President Biden was in spin mode Wednesday when a reporter asked him to comment on data showing an uptick in the inflation rate. "We're in a situation," Biden said, "where we're better situated than we were when we took office, where inflation was skyrocketing."
Nonsense. When Biden became president in January 2021, the inflation rate was 1 percent. It began to rise shortly thereafter, spiked to 4 percent that April, and grew to a 40-year high of 9 percent in June 2022. Yes, the rate has come down since. But the 3.5 percent rate recorded in March is nowhere near the Federal Reserve's target. And it suggests that inflation is not about to disappear.
Which terrifies Biden. Inflation is responsible for his dismal job approval numbers and poses the greatest risk to his presidency. Yet he may be able to overcome the challenge—if Republicans fail to persuade voters that their policies will stabilize prices and raise wages.
No one said politics is easy. The return of inflation arrived during Biden's presidency and is a direct consequence of his policies. Yet inflation puts both Democrats and Republicans in a bind. Why? Because price increases reveal the inanity of liberal measures that subsidize demand while restricting supply. And because they highlight the reactive, scrambling, content-free character of many GOP campaigns.
Biden is not about to change direction. He will try to change the subject—to abortion rights, and to former president Donald Trump and MAGA Republicans. If misdirection fails, Biden will opt for deception. Note that he emphasized the inflation rate during his press conference. The rate has come down, Biden said. Great news. But the inflation rate is not his real problem.
Biden's real problem is the price level. Inflation is cumulative. One price increase follows and adds to another. Since Biden moved into the White House, consumer prices are up some 19 percent overall. The only recent president who presided over a similar jump in prices was Jimmy Carter. He served one term.
This is what Trump was talking about when he asked Americans if they were better off than they were four years ago. A cart of groceries that cost $100 under Trump now costs about $120. A gallon of gasoline that cost an average of $2.41 under Trump now costs $3.63. An apartment that rented for $1,600 a month now rents for $2,000. Interest rate hikes worsen the pain: The rate on a 30-year mortgage is currently 7.8 percent, contributing to the worst housing market since the early 1990s.
Such numbers explain why the 2024 election is neck-and-neck, and why voters trust Republicans more than Democrats on the economy. What the price level does not do, however, is guarantee a GOP victory in November. This is not a wild prediction. It's a conclusion drawn from the past two years of election returns.
Look at the GOP's performance. Inflation has been a part of our lives since the spring of 2021. That fall, Glenn Youngkin won election as Virginia's governor and Republicans performed well in New Jersey and Nassau County, New York.
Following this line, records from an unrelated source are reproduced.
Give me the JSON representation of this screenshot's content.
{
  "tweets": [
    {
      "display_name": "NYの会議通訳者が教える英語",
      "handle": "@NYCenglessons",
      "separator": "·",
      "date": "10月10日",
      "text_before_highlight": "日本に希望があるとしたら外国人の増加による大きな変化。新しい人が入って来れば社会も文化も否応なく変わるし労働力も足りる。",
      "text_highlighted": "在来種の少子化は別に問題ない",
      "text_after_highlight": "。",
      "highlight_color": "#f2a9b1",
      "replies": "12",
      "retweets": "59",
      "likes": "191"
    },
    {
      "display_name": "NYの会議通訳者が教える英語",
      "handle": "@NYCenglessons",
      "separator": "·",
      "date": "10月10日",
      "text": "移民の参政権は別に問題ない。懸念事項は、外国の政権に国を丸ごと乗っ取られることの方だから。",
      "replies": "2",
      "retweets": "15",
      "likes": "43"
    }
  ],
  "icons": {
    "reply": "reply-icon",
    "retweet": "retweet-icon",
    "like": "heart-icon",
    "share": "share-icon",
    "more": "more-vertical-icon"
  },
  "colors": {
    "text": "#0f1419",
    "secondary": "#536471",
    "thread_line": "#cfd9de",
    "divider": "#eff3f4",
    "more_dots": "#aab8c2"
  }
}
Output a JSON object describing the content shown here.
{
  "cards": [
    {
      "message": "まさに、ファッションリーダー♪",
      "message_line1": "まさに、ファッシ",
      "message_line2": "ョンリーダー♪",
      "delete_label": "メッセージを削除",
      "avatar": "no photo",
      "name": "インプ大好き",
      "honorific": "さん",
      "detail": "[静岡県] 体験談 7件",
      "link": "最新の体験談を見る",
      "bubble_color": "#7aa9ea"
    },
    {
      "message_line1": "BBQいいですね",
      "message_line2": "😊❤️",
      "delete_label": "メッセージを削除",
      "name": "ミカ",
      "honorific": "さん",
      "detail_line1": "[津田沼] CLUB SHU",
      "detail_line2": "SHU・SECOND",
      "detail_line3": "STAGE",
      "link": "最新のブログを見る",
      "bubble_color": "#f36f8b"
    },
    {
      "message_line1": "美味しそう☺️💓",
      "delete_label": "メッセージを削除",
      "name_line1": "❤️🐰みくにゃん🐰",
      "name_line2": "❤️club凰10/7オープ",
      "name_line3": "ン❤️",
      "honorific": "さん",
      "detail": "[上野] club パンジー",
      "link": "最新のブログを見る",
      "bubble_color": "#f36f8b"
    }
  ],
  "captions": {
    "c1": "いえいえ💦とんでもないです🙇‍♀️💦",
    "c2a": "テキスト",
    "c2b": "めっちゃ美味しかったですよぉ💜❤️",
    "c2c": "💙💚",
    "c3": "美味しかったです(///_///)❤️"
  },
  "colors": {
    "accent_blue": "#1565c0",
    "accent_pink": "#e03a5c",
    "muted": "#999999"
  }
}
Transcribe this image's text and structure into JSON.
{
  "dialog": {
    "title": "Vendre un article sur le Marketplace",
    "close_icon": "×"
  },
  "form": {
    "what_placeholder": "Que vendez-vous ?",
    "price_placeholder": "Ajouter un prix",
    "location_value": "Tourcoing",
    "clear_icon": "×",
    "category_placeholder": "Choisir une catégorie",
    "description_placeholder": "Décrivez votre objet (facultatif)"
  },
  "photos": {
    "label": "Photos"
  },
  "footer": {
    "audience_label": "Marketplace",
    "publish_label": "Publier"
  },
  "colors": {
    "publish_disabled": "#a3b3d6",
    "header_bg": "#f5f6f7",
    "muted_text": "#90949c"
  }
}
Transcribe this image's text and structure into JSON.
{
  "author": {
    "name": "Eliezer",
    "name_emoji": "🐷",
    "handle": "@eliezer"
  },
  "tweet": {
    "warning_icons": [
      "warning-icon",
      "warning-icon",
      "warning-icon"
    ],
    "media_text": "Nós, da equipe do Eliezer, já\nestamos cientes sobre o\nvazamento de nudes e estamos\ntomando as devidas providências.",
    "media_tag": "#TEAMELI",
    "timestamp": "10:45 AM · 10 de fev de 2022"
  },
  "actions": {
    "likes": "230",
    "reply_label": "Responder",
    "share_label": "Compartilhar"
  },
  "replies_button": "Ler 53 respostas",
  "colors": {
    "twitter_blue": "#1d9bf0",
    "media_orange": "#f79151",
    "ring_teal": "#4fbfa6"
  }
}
Then Donald Trump began endorsing down-ballot candidates who shared his debunked views of the 2020 election. And on June 24, 2022, the Supreme Court overturned Roe v. Wade and returned the abortion issue to the political sphere.
The November 2022 election disappointed Republicans. They won their narrowest House majority in decades, while losing Senate seats and governors' mansions. Democrats, moreover, have overperformed in special elections over the past year despite persistent inflation. The divide between terrible polling and pretty good election results is so stark that some Democrats say numbers don't matter. "Historically, favorability and vote choice have been correlated," Biden campaign official Jen O'Malley Dillon told the New Yorker last month. "I actually think that that's no longer the case."
She hopes so. And yet the idea that something in the polling is odd and Biden and the Democrats are stronger than they seem can't be dismissed outright. True, the highly educated, affluent Democratic coalition may be tailor-made for special elections. If anti-Trump, anti-MAGA voters have been showing up consistently since 2021, what will stop them from showing up in 2024? Trump may have the advantage on more issues—inflation, crime, the border—but Biden's issues of abortion rights and "protecting our democracy" might move more votes.
I'd have more confidence if Republicans advanced a positive and coherent economic message. But that may be asking too much. One of the former president's rallying cries—"Better off with Trump"—successfully reminds voters of Donald Trump's accomplishments. It's fuzzy, though, on where he plans to take the country in a second term. So far, Trump says he will pardon the January 6 "hostages," impose global tariffs, "never do anything that will jeopardize or hurt Social Security or Medicare," and launch the "largest domestic deportation operation in American history." Whatever you might say about these proposals, they won't reduce inflation.
What will? Start by lifting the heavy hand of government. Unleash carbon energy development. Repeal regulations that hamper productivity, enterprise, and construction. Reform the tax code to help families with children and increase opportunities for productive investment. Slow down non-defense discretionary spending. Look for ways to introduce and expand competition and choice into America's entitlement programs. Engage our allies with trade agreements that lower costs. And promote the rule of law that has long made the United States an attractive place for innovative business.
A forward-looking, specific agenda would define the conservative economic program and force Biden to play defense. Outrage and opposition have helped weaken Biden, for sure. But it will take a serious program of reform to overcome the spin, avoid distractions, and defeat him.